275,000 Comcast subscribers cut the cord last quarter. Its subscriber count is down 3.5% from the same quarter last year. To be fair, some of that loss was offset by a gain in 219,000 digital cable subs. Revenue was up as customers bought higher priced bundles of tv, internet and phone service.

During the earnings call, Comcast blamed the drop on the lousy economy. Always a handy excuse. Sure, many people are struggling right now, and it makes sense that the high cost of cable is an expense they can no longer afford. Comcast said, based on exit interviews, only a ‘small number‘ seemed to cut the cord for over-the-air signals, and they are not planning to switch to internet tv alternatives.

Comcast’s exit interviews run counter to other reports. MediaMall Technologies, maker of PlayOn, digital media server software that let’s you watch over-the-top video on TV, says 30% of it’s customers have canceled cable after using its software. Perhaps they weren’t Comcast customers? MediaMall Technologies estimates its customer base saves $24 million a year in cable fees.

Boxee’s CEO made the point on CNBC yesterday that his box won’t necessarily lead to cord cutting. “Instead, it will usher in a generation of people that never get cable.” He predicts with Boxee, they won’t see the point in cable, just like young people don’t see the point in a landline phone.

The CEO of Verizon, Ivan Seidenberg made the same point last month, saying young people are “not going to pay for something they don’t need to.” He also says “over the top is going to be a pretty big issue for cable.”

Another company to keep an eye on is Clicker.
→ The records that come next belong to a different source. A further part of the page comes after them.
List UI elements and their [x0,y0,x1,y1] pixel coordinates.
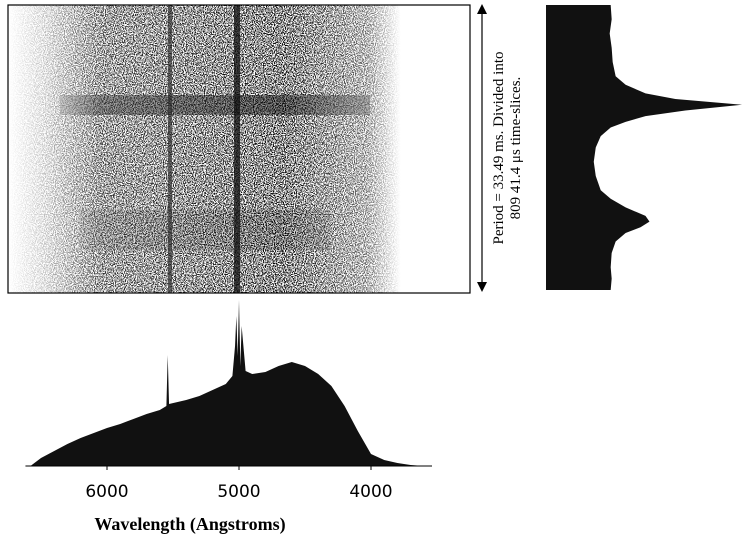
x-tick-label: 6000 [85,482,128,502]
annotation: 809 41.4 μs time-slices. [508,77,524,220]
light-curve [546,5,743,290]
annotation: Period = 33.49 ms. Divided into [491,51,507,244]
image-frame [7,4,471,294]
x-axis-label: Wavelength (Angstroms) [94,514,285,535]
spectrum [30,300,424,466]
x-tick-label: 5000 [217,482,260,502]
x-tick-label: 4000 [349,482,392,502]
dynamic-spectrum [8,5,470,293]
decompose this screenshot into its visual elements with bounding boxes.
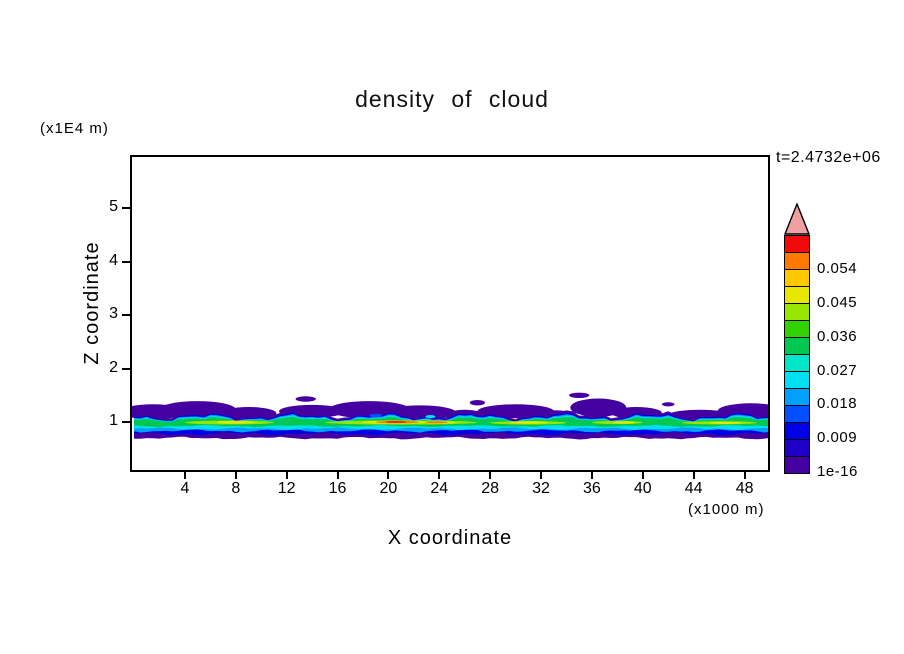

It launched a year ago at TechCrunch50. Clicker bills itself as “the simple way to find, share and watch TV online.” Many viewers agree, based on feedback to my earlier post.
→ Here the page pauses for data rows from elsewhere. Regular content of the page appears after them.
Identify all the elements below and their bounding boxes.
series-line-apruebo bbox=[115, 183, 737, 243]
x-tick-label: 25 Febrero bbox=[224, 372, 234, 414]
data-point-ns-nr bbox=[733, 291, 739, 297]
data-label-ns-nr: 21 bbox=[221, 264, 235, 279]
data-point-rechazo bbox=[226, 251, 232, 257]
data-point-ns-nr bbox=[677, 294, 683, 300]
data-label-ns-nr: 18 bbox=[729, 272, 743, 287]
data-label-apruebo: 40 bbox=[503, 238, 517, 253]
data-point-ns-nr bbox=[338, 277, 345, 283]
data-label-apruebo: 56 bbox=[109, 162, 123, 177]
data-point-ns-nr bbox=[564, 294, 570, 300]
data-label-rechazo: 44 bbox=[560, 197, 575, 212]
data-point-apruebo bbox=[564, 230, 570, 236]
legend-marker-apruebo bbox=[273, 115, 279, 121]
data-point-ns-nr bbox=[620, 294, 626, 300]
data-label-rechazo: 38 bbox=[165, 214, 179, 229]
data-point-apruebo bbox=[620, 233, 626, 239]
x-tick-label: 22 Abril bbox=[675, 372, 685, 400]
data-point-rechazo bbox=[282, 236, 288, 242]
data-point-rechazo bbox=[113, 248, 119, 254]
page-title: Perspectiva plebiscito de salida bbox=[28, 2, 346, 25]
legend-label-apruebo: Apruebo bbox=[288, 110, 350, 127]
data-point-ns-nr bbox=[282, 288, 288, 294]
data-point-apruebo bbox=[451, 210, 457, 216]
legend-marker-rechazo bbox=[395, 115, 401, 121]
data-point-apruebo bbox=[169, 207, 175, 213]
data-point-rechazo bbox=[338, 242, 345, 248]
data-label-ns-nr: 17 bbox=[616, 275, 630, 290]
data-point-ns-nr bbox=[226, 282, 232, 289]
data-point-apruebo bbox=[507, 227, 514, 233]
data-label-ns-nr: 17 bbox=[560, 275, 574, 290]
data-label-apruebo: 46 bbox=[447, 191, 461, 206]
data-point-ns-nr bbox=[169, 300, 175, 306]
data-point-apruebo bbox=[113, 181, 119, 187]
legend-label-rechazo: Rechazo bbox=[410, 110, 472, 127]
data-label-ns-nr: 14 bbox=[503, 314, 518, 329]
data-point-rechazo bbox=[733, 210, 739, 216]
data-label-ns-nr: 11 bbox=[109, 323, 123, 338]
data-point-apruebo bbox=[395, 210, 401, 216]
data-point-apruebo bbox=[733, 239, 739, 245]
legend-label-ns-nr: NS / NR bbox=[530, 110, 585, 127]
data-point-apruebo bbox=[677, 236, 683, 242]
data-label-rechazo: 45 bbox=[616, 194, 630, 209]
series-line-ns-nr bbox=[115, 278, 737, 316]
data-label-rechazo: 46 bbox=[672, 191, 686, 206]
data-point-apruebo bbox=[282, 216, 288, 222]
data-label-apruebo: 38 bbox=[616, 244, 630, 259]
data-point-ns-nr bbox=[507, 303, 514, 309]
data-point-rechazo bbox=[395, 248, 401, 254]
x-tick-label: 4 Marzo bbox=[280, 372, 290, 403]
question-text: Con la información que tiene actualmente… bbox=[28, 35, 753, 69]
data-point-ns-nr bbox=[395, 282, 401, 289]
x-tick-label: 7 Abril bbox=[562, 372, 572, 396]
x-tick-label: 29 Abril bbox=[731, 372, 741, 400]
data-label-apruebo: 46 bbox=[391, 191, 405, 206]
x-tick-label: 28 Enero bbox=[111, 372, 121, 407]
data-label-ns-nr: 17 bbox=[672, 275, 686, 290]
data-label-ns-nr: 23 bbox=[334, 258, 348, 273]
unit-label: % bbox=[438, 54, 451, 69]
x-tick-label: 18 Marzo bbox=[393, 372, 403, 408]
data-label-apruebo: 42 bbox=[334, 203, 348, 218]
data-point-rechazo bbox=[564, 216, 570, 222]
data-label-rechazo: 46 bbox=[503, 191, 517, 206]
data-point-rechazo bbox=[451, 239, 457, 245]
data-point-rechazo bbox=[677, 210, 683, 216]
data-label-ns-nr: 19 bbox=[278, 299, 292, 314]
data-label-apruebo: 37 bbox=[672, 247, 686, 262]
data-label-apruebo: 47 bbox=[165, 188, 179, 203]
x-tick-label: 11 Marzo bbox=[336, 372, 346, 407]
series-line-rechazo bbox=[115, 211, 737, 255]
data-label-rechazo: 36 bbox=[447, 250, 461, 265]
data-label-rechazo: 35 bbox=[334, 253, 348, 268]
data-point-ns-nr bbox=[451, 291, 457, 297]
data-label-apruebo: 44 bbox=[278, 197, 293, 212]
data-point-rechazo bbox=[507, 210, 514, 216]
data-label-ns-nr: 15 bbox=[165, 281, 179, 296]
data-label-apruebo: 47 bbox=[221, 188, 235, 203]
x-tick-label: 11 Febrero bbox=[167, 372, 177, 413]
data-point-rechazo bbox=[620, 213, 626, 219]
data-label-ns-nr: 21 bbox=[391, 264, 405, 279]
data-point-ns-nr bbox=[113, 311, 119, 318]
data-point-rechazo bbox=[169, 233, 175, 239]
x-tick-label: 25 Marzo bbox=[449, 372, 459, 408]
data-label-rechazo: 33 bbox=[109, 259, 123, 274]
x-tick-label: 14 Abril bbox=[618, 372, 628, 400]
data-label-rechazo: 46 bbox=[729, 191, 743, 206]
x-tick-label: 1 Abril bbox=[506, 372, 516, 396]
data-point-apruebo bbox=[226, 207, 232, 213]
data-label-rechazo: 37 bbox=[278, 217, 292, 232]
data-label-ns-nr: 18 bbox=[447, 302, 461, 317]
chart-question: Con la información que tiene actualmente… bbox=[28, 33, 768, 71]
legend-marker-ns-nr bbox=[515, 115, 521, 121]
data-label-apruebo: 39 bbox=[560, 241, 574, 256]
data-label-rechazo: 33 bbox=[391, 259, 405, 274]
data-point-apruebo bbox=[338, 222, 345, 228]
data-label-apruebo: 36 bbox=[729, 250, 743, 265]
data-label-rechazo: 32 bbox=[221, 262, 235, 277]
And one more thing. No, not Apple. Actually Yahoo. You don’t hear much about new products at Yahoo. It took the tech community 20 hours to notice Yahoo Mail’s first redesign in five years. But, 600 million user strong Yahoo has a product called Yahoo Connected TV, which gets you access to movies, tv shows, and other web services. It’s already built into TV’s from Samsung, Sony, LG, Vizio, and Toshiba. Crunchgear reviewed it last year.

I haven’t even touched on mobile and DVRs vs Live. Maybe a future post.
But, you can’t tell me cable tv is not an industry being disrupted. Not overnight, but now live on tv.